Akibatnya, KM. Putra Kembar yang memuat barang campuran seperti semen, beras dan tabung gas dan penumpang kurang lebih 20 orang termasuk ABK 4 orang ini tidak bisa bergerak dan terombang ambing diperairan sebelah selatan pulau Selayar.

Kejadian ini diketahui ketika Aulia (23 Th) salah seorang penumpang diatas kapal yang memiliki handphone, berhasil menghubungi keluarganya di Selayar dan menyampaikan keadaan darurat yang dialaminya.

Keluarganya inilah yang melapor ke Pos Basarnas yang selanjutnya melakukan koordinasi.

Posisi kapal saat ditemukan sementara terombang ambing berada sekitar 3 Mil sebelah utara pulau Kayuadi Kecamatan Takabonerate Kepulauan Selayar.

Seluruh penumpang dievakuasi ke pulau Kayuadi tepatnya di desa Kayuadi, Kecamatan Takabonerate. Kondisi seluruh penumpang dalam keadaan selamat.

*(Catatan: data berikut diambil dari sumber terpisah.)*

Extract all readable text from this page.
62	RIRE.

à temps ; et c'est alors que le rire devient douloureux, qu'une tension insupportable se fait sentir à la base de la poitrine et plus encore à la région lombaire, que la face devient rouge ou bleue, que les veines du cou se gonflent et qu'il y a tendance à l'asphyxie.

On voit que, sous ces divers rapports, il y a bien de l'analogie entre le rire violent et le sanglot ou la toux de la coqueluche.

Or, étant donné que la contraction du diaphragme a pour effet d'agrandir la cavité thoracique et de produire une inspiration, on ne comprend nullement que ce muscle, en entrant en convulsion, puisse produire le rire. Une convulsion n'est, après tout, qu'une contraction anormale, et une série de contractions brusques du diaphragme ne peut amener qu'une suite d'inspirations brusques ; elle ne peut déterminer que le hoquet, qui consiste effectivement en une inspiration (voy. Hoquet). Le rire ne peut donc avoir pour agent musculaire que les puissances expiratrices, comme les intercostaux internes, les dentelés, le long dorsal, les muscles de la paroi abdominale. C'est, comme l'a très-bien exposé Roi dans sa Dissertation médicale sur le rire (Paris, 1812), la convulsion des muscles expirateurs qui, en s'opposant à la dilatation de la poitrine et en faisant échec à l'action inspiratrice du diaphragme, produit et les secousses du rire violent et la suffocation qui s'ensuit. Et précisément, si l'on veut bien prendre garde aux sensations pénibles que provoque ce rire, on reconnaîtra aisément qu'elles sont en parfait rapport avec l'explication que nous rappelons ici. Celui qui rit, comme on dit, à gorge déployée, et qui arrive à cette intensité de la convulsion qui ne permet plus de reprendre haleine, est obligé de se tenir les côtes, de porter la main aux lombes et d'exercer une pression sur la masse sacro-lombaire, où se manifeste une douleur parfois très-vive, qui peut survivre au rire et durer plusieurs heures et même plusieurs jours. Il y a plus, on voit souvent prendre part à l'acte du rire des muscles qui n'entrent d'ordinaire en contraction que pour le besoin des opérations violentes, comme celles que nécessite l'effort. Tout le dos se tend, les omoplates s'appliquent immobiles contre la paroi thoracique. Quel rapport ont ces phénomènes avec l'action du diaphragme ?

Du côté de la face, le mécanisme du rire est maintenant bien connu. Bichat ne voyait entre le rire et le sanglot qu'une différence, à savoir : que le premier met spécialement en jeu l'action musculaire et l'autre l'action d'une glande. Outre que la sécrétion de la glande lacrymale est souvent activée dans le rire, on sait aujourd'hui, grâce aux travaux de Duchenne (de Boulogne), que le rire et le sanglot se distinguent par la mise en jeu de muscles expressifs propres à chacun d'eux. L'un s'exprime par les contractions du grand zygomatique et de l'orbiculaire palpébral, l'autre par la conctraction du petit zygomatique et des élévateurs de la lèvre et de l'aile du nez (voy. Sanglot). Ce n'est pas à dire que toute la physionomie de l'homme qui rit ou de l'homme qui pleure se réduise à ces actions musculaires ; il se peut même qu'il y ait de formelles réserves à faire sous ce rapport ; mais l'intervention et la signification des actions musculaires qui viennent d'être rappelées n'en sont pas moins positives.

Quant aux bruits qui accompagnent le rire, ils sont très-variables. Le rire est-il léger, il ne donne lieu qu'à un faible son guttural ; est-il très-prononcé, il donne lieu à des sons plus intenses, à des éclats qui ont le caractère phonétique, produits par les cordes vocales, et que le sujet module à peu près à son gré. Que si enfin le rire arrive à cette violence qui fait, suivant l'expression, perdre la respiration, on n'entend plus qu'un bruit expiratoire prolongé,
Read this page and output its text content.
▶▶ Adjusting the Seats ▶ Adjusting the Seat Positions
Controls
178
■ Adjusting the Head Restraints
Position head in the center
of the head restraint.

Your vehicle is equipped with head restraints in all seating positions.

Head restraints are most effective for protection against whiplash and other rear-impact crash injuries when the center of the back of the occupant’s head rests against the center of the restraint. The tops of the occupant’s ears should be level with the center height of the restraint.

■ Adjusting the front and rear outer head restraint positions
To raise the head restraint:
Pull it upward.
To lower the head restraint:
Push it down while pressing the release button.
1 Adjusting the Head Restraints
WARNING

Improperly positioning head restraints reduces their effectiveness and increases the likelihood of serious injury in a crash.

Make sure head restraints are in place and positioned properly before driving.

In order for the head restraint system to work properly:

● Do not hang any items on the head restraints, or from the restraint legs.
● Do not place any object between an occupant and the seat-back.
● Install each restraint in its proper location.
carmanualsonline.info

Sementara perahu layar KM. Putra Kembar ikut ditarik menggunakan perahu nelayan penolong ke bibir pantai desa Kayuadi.

Penumpang lainnya, Tono, menceritakan kejadian patah propeler terjadi secara tiba-tiba saat perahu setelah 6 jam perjalanan. Akibatnya as propeler ikut goyang dan air laut masuk ke lambung kapal.

Beruntung kondisi cuaca diperairaan Kepulauan Selayar saat kejadian patah propeler cukup bersahabat, tuturnya.

“Kami mendapat pertolongan dari warga desa Kayuadi. Mereka menggunakan perahu dan mengevakuasi kami ke pulau Kayuadi, semua selamat Pak,” tutur Tono.

Sementara itu Komandan Basarnas Pos Selayar, Febriyanto, saat dikonfirmasi pada Sabtu (21/8/2021) pukul. 03.00 Wita, di Pos Basarnas membenarkan adanya kejadian kapal kayu mengalami patah propeler dan nyaris tenggelam.

Ia menjelaskan kalau semua sudah tertangani, semua penumpang dievakuasi ke pulau Kayuadi, 3 mil laut kurang lebih disebelah utara pulau Kayuadi.

“Ia, benar sudah selamat dan saat ini seluruh penumpang telah dievakuasi ke pulau Kayuadi oleh warga di Desa Kayuadi,” kunci Febri. (Tim).